Well since you liked those, you'd better get on over and try the Bartok Concerto for Orchestra! Five movements all with something great to give in the drama department and much more.


----------



## mohamedddo (May 3, 2016)

Huilunsoittaja said:


> Shostakovich's Ballet and Jazz Suites. _The Bolt_ is one of his finest ballets, _the Age of Gold_ another. Also film music and incidental musics by Shostakovich are quite dramatic.


it is fantastic why it is not famous i liked it so much and the jazz suites also great i think Shostakovich is the best .
if you know more tell me .. thank you


----------



## Huilunsoittaja (Apr 6, 2010)

mohamedddo said:


> if you know more tell me


muahahahaha :devil:

I will tell more... and you will be my friend!
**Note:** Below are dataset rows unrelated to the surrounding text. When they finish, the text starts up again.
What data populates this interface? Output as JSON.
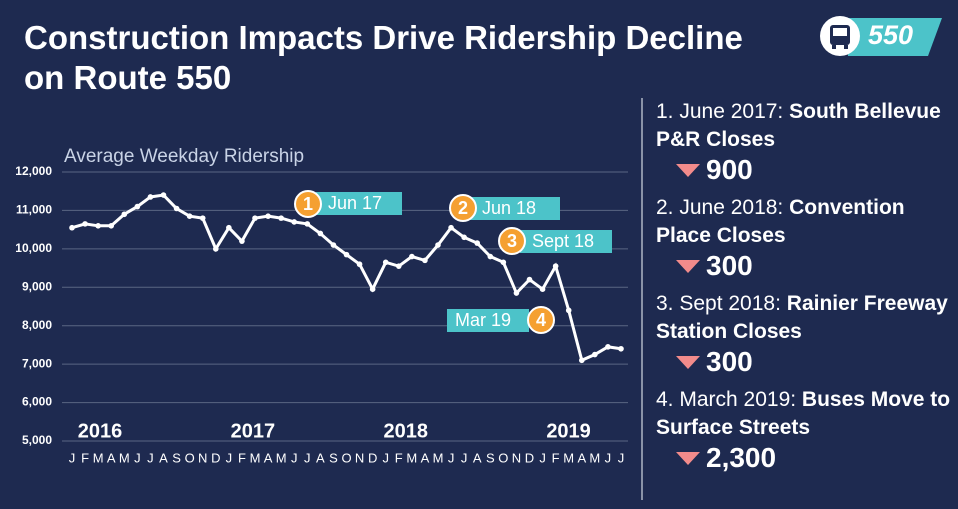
{
  "chart_data": {
    "type": "line",
    "title": "Construction Impacts Drive Ridership Decline on Route 550",
    "subtitle": "Average Weekday Ridership",
    "logo": "550",
    "categories": [
      "J",
      "F",
      "M",
      "A",
      "M",
      "J",
      "J",
      "A",
      "S",
      "O",
      "N",
      "D",
      "J",
      "F",
      "M",
      "A",
      "M",
      "J",
      "J",
      "A",
      "S",
      "O",
      "N",
      "D",
      "J",
      "F",
      "M",
      "A",
      "M",
      "J",
      "J",
      "A",
      "S",
      "O",
      "N",
      "D",
      "J",
      "F",
      "M",
      "A",
      "M",
      "J",
      "J"
    ],
    "year_labels": [
      "2016",
      "2017",
      "2018",
      "2019"
    ],
    "series": [
      {
        "name": "Average Weekday Ridership",
        "color": "#ffffff",
        "values": [
          10550,
          10650,
          10600,
          10600,
          10900,
          11100,
          11350,
          11400,
          11050,
          10850,
          10800,
          10000,
          10550,
          10200,
          10800,
          10850,
          10800,
          10700,
          10650,
          10400,
          10100,
          9850,
          9600,
          8950,
          9650,
          9550,
          9800,
          9700,
          10100,
          10550,
          10300,
          10150,
          9800,
          9650,
          8850,
          9200,
          8950,
          9550,
          8400,
          7100,
          7250,
          7450,
          7400
        ]
      }
    ],
    "ylim": [
      5000,
      12000
    ],
    "yticks": [
      {
        "value": 5000,
        "label": "5,000"
      },
      {
        "value": 6000,
        "label": "6,000"
      },
      {
        "value": 7000,
        "label": "7,000"
      },
      {
        "value": 8000,
        "label": "8,000"
      },
      {
        "value": 9000,
        "label": "9,000"
      },
      {
        "value": 10000,
        "label": "10,000"
      },
      {
        "value": 11000,
        "label": "11,000"
      },
      {
        "value": 12000,
        "label": "12,000"
      }
    ],
    "grid": true,
    "annotations": [
      {
        "number": "1",
        "label": "Jun 17"
      },
      {
        "number": "2",
        "label": "Jun 18"
      },
      {
        "number": "3",
        "label": "Sept 18"
      },
      {
        "number": "4",
        "label": "Mar 19"
      }
    ]
  },
  "impacts": [
    {
      "text": "1. June 2017: ",
      "bold": "South Bellevue P&R Closes",
      "change": "900"
    },
    {
      "text": "2. June 2018: ",
      "bold": "Convention Place Closes",
      "change": "300"
    },
    {
      "text": "3. Sept 2018: ",
      "bold": "Rainier Freeway Station Closes",
      "change": "300"
    },
    {
      "text": "4. March 2019: ",
      "bold": "Buses Move to Surface Streets",
      "change": "2,300"
    }
  ]
}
And I will tell you anything you like about Shostakovich, about composers like him. I'm a specialist in much of his music, though not all. He was extremely prolific and I'm not even close to being familiar with all of it.


----------



## mohamedddo (May 3, 2016)

clavichorder said:


> Have you tried Tchaikovsky Symphony 1? If you aren't sold on the 1st movement and the others, wait till you get to that finale. That is some goose bump giving symphonic material if there ever was any.


wow it is great i didnt listen to it before but i really liked this symphony now i like Tchaikovsky Symphony num 4,6,1


----------



## mohamedddo (May 3, 2016)

clavichorder said:


> Have you tried Tchaikovsky Symphony 1? If you aren't sold on the 1st movement and the others, wait till you get to that finale. That is some goose bump giving symphonic material if there ever was any.


wow it is great i didnt listen to it before but i really liked this symphony now i like Tchaikovsky Symphony num 4,6,1


----------



## mohamedddo (May 3, 2016)

Huilunsoittaja said:


> muahahahaha :devil:
> 
> I will tell more... and you will be my friend! And I will tell you anything you like about Shostakovich, about composers like him. I'm a specialist in much of his music, though not all. He was extremely prolific and I'm not even close to being familiar with all of it.


hahahaha:tiphat:
sure it is honer to be your friend and we have a Common thing we love Shostakovich
i really want to thank you


----------



## dieter (Feb 26, 2016)

mohamedddo said:


> I didn't listen to num 4 before but really it is fantastic .
> things in Egypt are very good now if you look on the other countries around us yes we are good but we have some Economic problem .. where are you from ?


I'm German. We moved to Australia.


----------



## mohamedddo (May 3, 2016)

dieter said:


> I'm German. We moved to Australia.


very good if you like to visit Egypt any time just tell me and i can be your guide .


----------